When I got home the other morning, I laughed with Steve about how I stopped and walked in front of our neighbors' house so they wouldn't see me lumber through the frame of their living room window.  Gareth heard me huffing and broke in: "Mom," he said with the drawn out exasperation of an all-knowing teenager, "you just have to pace yourself!"

I choked on the water I'd been sucking down, "PACE MYSELF?!" I spluttered.  Did this foolish child think I could possibly run more slowly? Did he not know how I teetered, just a millimeter of a hop from a walk?  "Honey, I promise you, there is no slower pace!"

"Oh," he said with dawning realization.  I heard him giggling as he walked away.

So there you have it.  He saw my vulnerabilities after all, but that's OK because I wasn't really hoping to hide them.  I just wanted him to see me try, no matter what that may look like.

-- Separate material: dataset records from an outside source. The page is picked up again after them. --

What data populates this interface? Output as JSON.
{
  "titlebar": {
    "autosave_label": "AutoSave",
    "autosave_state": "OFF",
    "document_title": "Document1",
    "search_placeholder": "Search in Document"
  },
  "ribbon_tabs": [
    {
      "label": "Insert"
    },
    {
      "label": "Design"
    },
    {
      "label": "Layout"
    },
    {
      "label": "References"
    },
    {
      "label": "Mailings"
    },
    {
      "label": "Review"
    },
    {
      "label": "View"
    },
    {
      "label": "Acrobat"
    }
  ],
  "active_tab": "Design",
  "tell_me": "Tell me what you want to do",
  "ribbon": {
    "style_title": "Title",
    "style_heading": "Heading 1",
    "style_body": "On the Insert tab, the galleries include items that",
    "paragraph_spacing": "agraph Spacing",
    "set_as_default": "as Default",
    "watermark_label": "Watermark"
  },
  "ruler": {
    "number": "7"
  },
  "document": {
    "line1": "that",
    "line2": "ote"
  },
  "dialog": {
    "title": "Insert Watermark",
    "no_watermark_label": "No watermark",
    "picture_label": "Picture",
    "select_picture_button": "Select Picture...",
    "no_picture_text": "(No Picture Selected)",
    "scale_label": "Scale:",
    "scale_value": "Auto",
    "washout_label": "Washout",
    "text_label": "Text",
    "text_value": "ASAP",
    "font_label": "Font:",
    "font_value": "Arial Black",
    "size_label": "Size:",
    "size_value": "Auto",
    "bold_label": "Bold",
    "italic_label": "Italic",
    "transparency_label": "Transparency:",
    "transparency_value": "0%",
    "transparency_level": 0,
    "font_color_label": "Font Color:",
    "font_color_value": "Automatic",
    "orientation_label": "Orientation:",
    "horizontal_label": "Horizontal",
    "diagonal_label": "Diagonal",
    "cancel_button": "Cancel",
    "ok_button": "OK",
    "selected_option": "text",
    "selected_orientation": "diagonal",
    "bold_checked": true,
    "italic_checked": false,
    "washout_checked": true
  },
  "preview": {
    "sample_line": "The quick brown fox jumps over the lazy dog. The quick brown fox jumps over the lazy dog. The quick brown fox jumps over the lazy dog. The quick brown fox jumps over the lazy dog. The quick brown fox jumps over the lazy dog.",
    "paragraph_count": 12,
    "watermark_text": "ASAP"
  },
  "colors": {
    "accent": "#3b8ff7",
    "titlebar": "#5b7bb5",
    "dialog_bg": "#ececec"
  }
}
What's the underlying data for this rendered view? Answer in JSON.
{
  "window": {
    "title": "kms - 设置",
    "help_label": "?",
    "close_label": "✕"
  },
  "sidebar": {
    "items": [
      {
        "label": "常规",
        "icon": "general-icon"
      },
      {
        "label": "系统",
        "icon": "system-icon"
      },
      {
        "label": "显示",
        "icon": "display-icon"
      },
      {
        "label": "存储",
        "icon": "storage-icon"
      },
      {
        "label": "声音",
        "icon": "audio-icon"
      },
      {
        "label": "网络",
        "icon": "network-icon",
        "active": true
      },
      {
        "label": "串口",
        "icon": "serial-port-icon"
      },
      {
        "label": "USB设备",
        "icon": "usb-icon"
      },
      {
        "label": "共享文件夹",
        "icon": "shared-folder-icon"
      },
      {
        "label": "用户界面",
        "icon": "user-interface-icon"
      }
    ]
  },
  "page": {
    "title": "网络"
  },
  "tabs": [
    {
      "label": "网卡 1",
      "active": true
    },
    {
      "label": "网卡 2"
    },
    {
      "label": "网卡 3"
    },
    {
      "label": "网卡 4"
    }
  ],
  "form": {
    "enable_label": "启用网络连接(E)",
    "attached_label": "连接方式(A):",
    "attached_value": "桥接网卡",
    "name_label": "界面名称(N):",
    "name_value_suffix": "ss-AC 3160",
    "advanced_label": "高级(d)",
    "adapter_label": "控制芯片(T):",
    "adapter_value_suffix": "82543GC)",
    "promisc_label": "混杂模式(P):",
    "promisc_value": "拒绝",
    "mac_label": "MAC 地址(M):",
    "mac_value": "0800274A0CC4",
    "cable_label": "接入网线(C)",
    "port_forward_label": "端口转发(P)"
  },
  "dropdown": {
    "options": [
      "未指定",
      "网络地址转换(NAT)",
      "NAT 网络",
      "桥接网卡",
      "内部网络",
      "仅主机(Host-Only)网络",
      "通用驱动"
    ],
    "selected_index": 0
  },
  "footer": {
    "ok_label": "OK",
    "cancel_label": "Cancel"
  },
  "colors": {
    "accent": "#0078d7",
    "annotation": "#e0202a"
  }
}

Meanwhile, I wonder: will my knees survive the race?  I don't know.  Stupidly, I haven't even done those exercises the doctor advised me about.  All I can say is that I will try to get to that tomorrow...

How about you? Are you a "try-athlete?" 

What's your latest challenge?


  1. "rollie" and "pollie" - had me cackling at the breakfast table. This piece is an inspiration to all of us "try-athletes"! I'll remember to pace myself as i head out for a run this morning. :)

    1. thanks for reading and sharing lisa! and yes, do try to pace yourself. i don't want to be too lonely in your dust next month! :)

  2. OMG Debbie, this is hilarious. Makes me want to light up a ciggarette. But, ya know, don't smoke, it's bad for you. LOL Cuz Shellie

    1. hey shellie! what a nice surprise to see you here! that's funny, thought you did smoke - been trying to work up a habit all these years just to impress you! :)

  3. latest challenge. hmmph. up the slide. down the slide. repeat a gazillion times this morning then repeat in afternoon. carry toddler. up, momma. down, momma. that's about the extent of my workout these days. running - which i abhor - sounds like a rather delightful change of pace some days. :)

    1. oh the monotony! i hear you! Here's wishing you an hour or two of quiet, or excitement, or rigorous exercise - whatever it is you're needing!

  4. I'd be content just doing 1/8 of a sprint triathlon! I'll start my training by taking the dog for a long walk!

    1. i love a long walk with the dog! in fact, mine's got a hurt leg, so i've been feeling guilty every morning leaving her home while i go out and "run" without her. poor girl.